Carlton's victory was earned. He merited it by coming out for the top of the eighth when he only had one conceivable motive: to help the team.

A team only needs a few thoroughbreds like Carlton. The Phils have three. Carlton, a big winner for the NL-champion St. Louis Cardinals in '67 and '68, sets the mood among starting pitchers. Tug McGraw, a mainstay of the '69 and '73 Mets teams that went to the Series, sets emotional policy in the bullpen, while also revving up the whole bench and stadium in the late innings. And, needles to say, Pete Rose, one of the chambers of the Cincinnati heart on the Big Red Machines of '70, '72, '75 and '76, is the epitome of what a big-game every-day player ought to be.

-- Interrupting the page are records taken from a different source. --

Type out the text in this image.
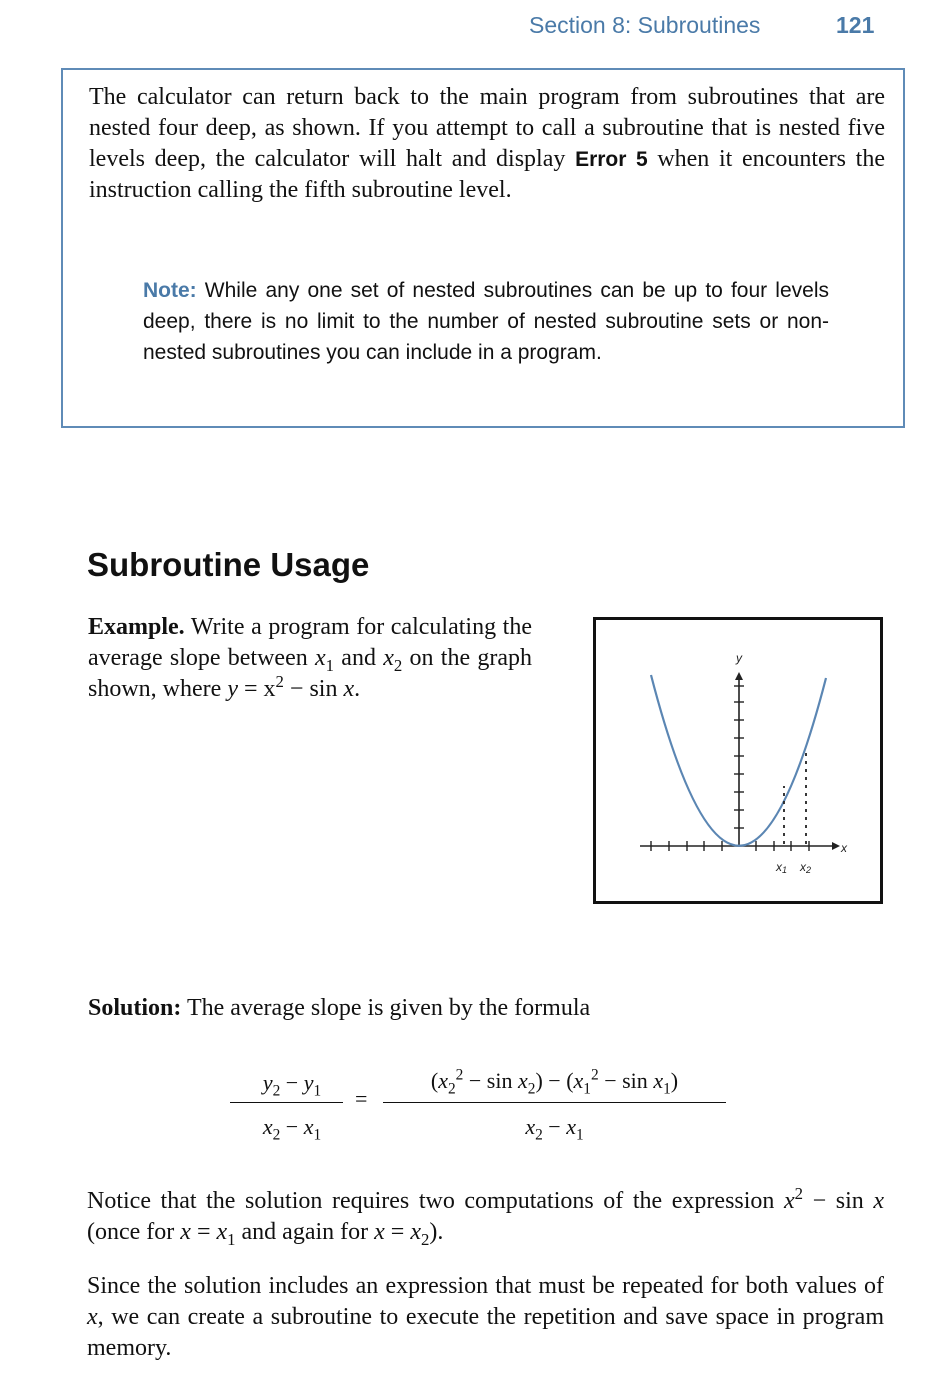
Section 8: Subroutines	121
The calculator can return back to the main program from subroutines that are nested four deep, as shown. If you attempt to call a subroutine that is nested five levels deep, the calculator will halt and display Error 5 when it encounters the instruction calling the fifth subroutine level.
Note: While any one set of nested subroutines can be up to four levels deep, there is no limit to the number of nested subroutine sets or non-nested subroutines you can include in a program.
Subroutine Usage
Example. Write a program for calculating the average slope between $x_1$ and $x_2$ on the graph shown, where $y = x^2 - \sin x$.
y
x
x1 x2
Solution: The average slope is given by the formula
$y_2 - y_1$
$x_2 - x_1$
=
$(x_2^2 - \sin x_2) - (x_1^2 - \sin x_1)$
$x_2 - x_1$
Notice that the solution requires two computations of the expression $x^2 - \sin x$ (once for $x = x_1$ and again for $x = x_2$).
Since the solution includes an expression that must be repeated for both values of x, we can create a subroutine to execute the repetition and save space in program memory.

The Royals have Hal McRae. The Phils have Rose, who taught McRae all he knew, plus Carlton and McGraw. It is not an inconsiderable advantage. Glance back, even swiftly, and the pattern leaps up. The '79 Pirates had Willie Stargell; the Orioles had no one comparable. The '77-'78 Yankees had Thurman Munson, Sparky Lyle, Graig Nettles and a cast of gamers; the Dodgers ended those Series whining lamely. The '75-'76 Reds had Rose, Joe Morgan and Tony Perez, the standard by which glamour Series leadership is measured. The '72-'73-'74 Oakland A's had Sal Bando, Joe Rudi, Reggie Jackson, and Catfish Hunter.

What we see here is not just a quality of talent but a certain distinct flavor of personality -- dogged, inspirational, rise-to-the-occasion players who seem surrounded by an aura of certitude of eventual victory.

By comparison with these crews, the Royals suddenly seem a bit mild-mannered, like friendly young school teachers. That could change. If George Brett takes somebody into left field on the double-play pivot. If Hal McRae has a third baseman for lunch. If Willie Wilson suddenly starts making fools of Phillies the way he has terrorized fielders throughout the AL.

"Everybody likes to deny it," said Dallas Green after game two, "but baseball is still a game of emotion. Especially this time of year. And, right now, we've got it all."

The Royal hopes do not lie in medical reports or pitching matchups. They lie in their own hearts. The only way they will take the World Series from the Phillies is if they take if from them by force.

And, at this juncture, that will be far from easy.